100 Jahre sind vergangen, seit dem in Niederschlesien ein Radiosignal ausgestrahlt wurde, sagt Miłosz Wałkowiecki von Radio Wrocław. Auf dem Salzmarkt in Wrocław – dem ehemaligen Breslau – produzierte Radio Wrocław in einem gläsernen Studio 24-Stunden lang ein gemeinsames Programm für seine drei Programme (Radio Wrocław, Radio Wrocław Kultura, Radio RAM). Höreraktionen rundeten die Feierlichkeiten ab. Bis 1945 war Breslau deutsch. Auf der Konferenz von Jalta haben die Alliierten beschlossen diese Gebiete an Polen abzutreten. Polen verlor gleichzeitig Gebiete im Osten an die Sowjetunion.
Die „Schlesische Funkstunde“ ging am 26. Mai 1924 auf Sendung. Nur wenig hat das damalige Privatradio mit dem öffentlich-rechtlichen Radio Wrocław gemeinsam – andere Sprache, anderes Land, andere Geschichtsschreibung. Nur ihr Funkhaus an der Aleja Karkonoska, der früheren Julius-Schottländer-Straße verbindet beide Sender. Der polnische Rundfunk übernahm die Studios 1946.
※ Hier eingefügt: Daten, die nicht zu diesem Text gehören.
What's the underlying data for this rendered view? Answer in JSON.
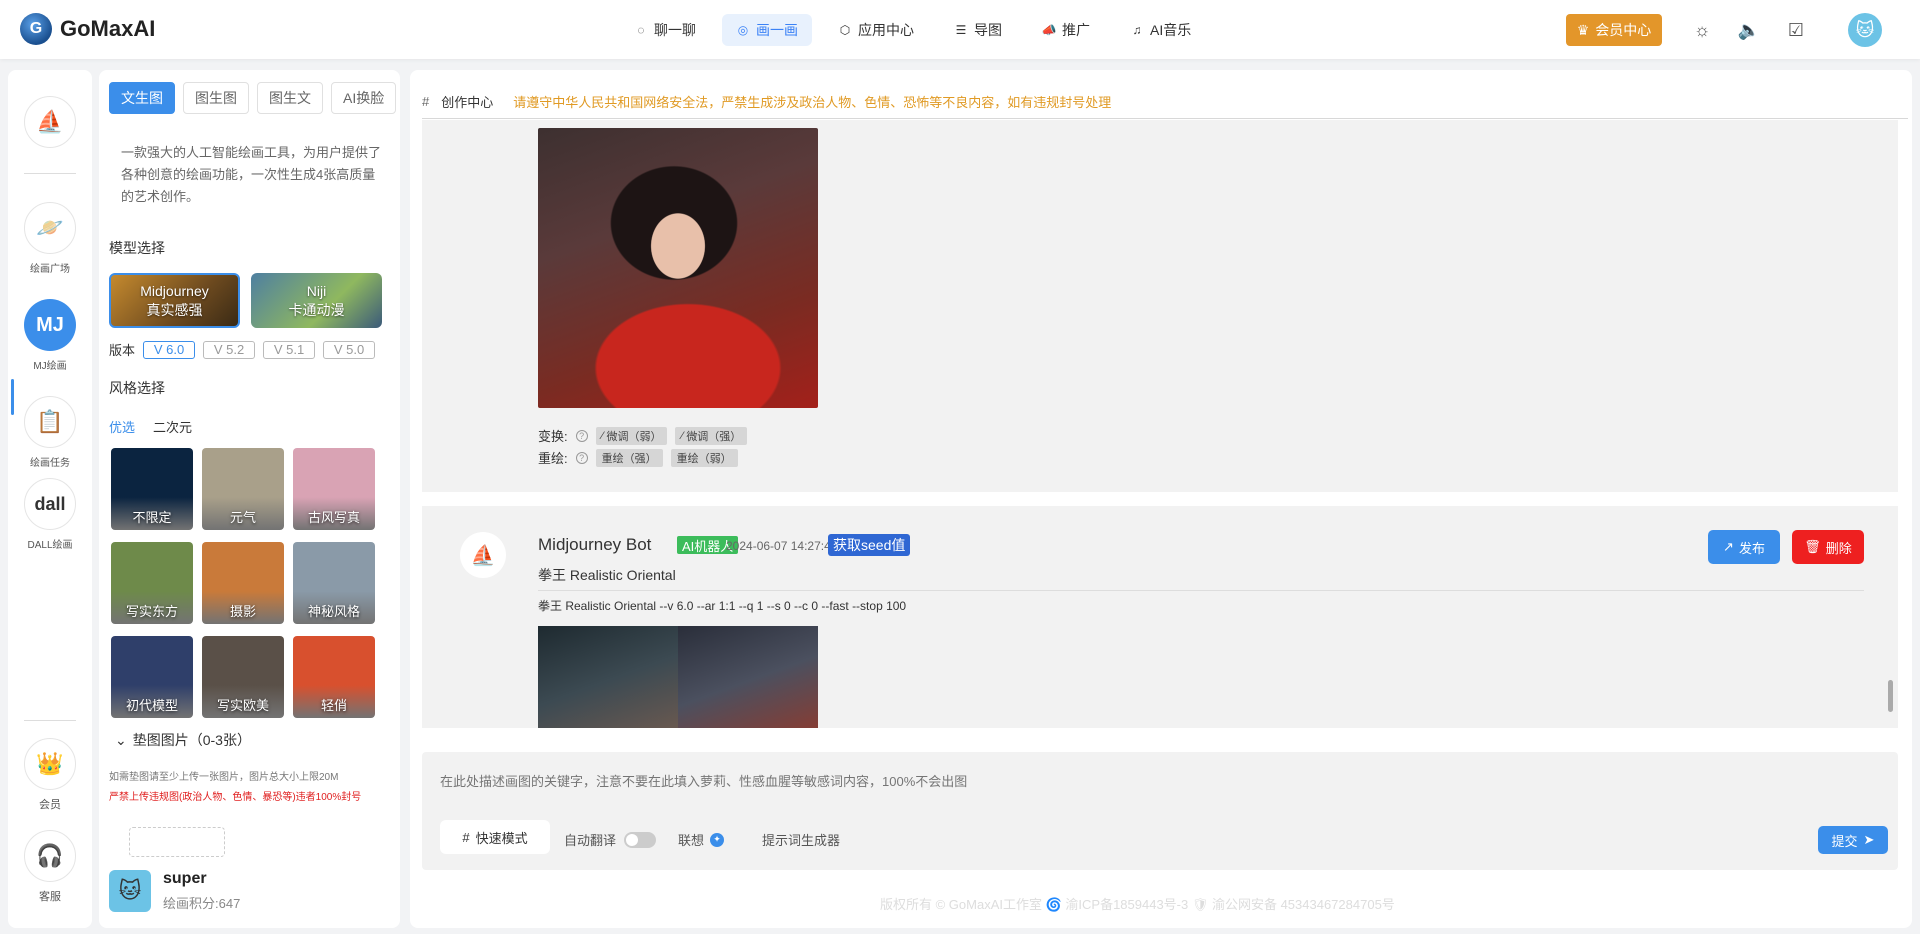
{
  "app": {
    "name": "GoMaxAI",
    "logo_letter": "G"
  },
  "nav": [
    {
      "label": "聊一聊",
      "icon": "chat-icon",
      "glyph": "◌"
    },
    {
      "label": "画一画",
      "icon": "palette-icon",
      "glyph": "◎",
      "active": true
    },
    {
      "label": "应用中心",
      "icon": "cube-icon",
      "glyph": "⬡"
    },
    {
      "label": "导图",
      "icon": "mindmap-icon",
      "glyph": "☰"
    },
    {
      "label": "推广",
      "icon": "megaphone-icon",
      "glyph": "📣"
    },
    {
      "label": "AI音乐",
      "icon": "music-icon",
      "glyph": "♫"
    }
  ],
  "header_right": {
    "vip_label": "会员中心",
    "theme_glyph": "☼",
    "sound_glyph": "🔈",
    "checkin_glyph": "☑",
    "avatar_glyph": "🐱"
  },
  "rail": {
    "logo_glyph": "⛵",
    "items": [
      {
        "label": "绘画广场",
        "glyph": "🪐"
      },
      {
        "label": "MJ绘画",
        "glyph": "MJ",
        "active": true
      },
      {
        "label": "绘画任务",
        "glyph": "📋"
      },
      {
        "label": "DALL绘画",
        "glyph": "dall"
      }
    ],
    "bottom": [
      {
        "label": "会员",
        "glyph": "👑"
      },
      {
        "label": "客服",
        "glyph": "🎧"
      }
    ]
  },
  "panel": {
    "tabs": [
      {
        "label": "文生图",
        "active": true
      },
      {
        "label": "图生图"
      },
      {
        "label": "图生文"
      },
      {
        "label": "AI换脸"
      }
    ],
    "description": "一款强大的人工智能绘画工具，为用户提供了各种创意的绘画功能，一次性生成4张高质量的艺术创作。",
    "model_title": "模型选择",
    "models": [
      {
        "name": "Midjourney",
        "sub": "真实感强",
        "active": true
      },
      {
        "name": "Niji",
        "sub": "卡通动漫"
      }
    ],
    "version_label": "版本",
    "versions": [
      "V 6.0",
      "V 5.2",
      "V 5.1",
      "V 5.0"
    ],
    "active_version": "V 6.0",
    "style_title": "风格选择",
    "style_tabs": [
      {
        "label": "优选",
        "active": true
      },
      {
        "label": "二次元"
      }
    ],
    "styles": [
      {
        "label": "不限定",
        "bg": "#0b2440"
      },
      {
        "label": "元气",
        "bg": "#a9a08a"
      },
      {
        "label": "古风写真",
        "bg": "#d9a3b4"
      },
      {
        "label": "写实东方",
        "bg": "#6e8a4a"
      },
      {
        "label": "摄影",
        "bg": "#c97a3a"
      },
      {
        "label": "神秘风格",
        "bg": "#8a9aa8"
      },
      {
        "label": "初代模型",
        "bg": "#2f3f6a"
      },
      {
        "label": "写实欧美",
        "bg": "#5a5048"
      },
      {
        "label": "轻俏",
        "bg": "#d8502e"
      }
    ],
    "upload_title": "垫图图片（0-3张）",
    "upload_note": "如需垫图请至少上传一张图片，图片总大小上限20M",
    "upload_warning": "严禁上传违规图(政治人物、色情、暴恐等)违者100%封号"
  },
  "user": {
    "name": "super",
    "points": "绘画积分:647",
    "avatar_glyph": "🐱"
  },
  "main": {
    "hash": "#",
    "title": "创作中心",
    "warning": "请遵守中华人民共和国网络安全法，严禁生成涉及政治人物、色情、恐怖等不良内容，如有违规封号处理",
    "variation_label": "变换:",
    "variation_actions": [
      "微调（弱）",
      "微调（强）"
    ],
    "redraw_label": "重绘:",
    "redraw_actions": [
      "重绘（强）",
      "重绘（弱）"
    ],
    "message": {
      "bot_name": "Midjourney Bot",
      "bot_badge": "AI机器人",
      "time": "2024-06-07 14:27:41",
      "seed_label": "获取seed值",
      "publish_label": "发布",
      "delete_label": "删除",
      "prompt": "拳王 Realistic Oriental",
      "params": "拳王 Realistic Oriental --v 6.0 --ar 1:1 --q 1 --s 0 --c 0 --fast --stop 100"
    }
  },
  "input": {
    "placeholder": "在此处描述画图的关键字，注意不要在此填入萝莉、性感血腥等敏感词内容，100%不会出图",
    "quick_mode": "快速模式",
    "auto_translate": "自动翻译",
    "auto_translate_on": false,
    "associate": "联想",
    "prompt_generator": "提示词生成器",
    "submit": "提交"
  },
  "footer": "版权所有 © GoMaxAI工作室 🌀 渝ICP备1859443号-3 🛡 渝公网安备 45343467284705号"
}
Die KRRiT kritisiert die Teilnahme des polnischen Radiosenders an den Feierlichkeiten zum Gründungsjubiläum dieses deutschen Radiosenders. Für den Marktregulierer ist es ein Beweis für Gedankenlosigkeit. Die Feierlichkeiten suggerieren, dass Radio Wrocław eine Fortsetzung dieses deutschen Radiosenders sei. Die „Schlesische Funkstunde“ wurde 1932 in den Reichssender Breslau umgewandelt, „ein Propaganda-Sprachrohr des deutschen Völkermordsystems“. Während der Herrschaft Adolf Hitlers war der Radiosender ein Propagandainstrument von Joseph Goebbels, dessen Amt er direkt unterstellt war, erinnert die KRRiT. Radio Wrocław habe sich dem deutschen Einfluss in Polen gebeugt, die gemeinsame Geschichte der Polen missachtet und den polnischen Rundfunk in Misskredit gebracht, lautet der Vorwurf. Radio Wrocław soll sich bei den Polen für die Feier eines deutschen Jubiläums entschuldigen, fordern vier von fünf Mitgliedern des KRRiT-Rats, die ihr Amt der Partei „Recht und Gerechtigkeit“ (PiS) und dem parteilosen aber PiS-zugeneigten Präsidenten Andrzej Duda verdanken.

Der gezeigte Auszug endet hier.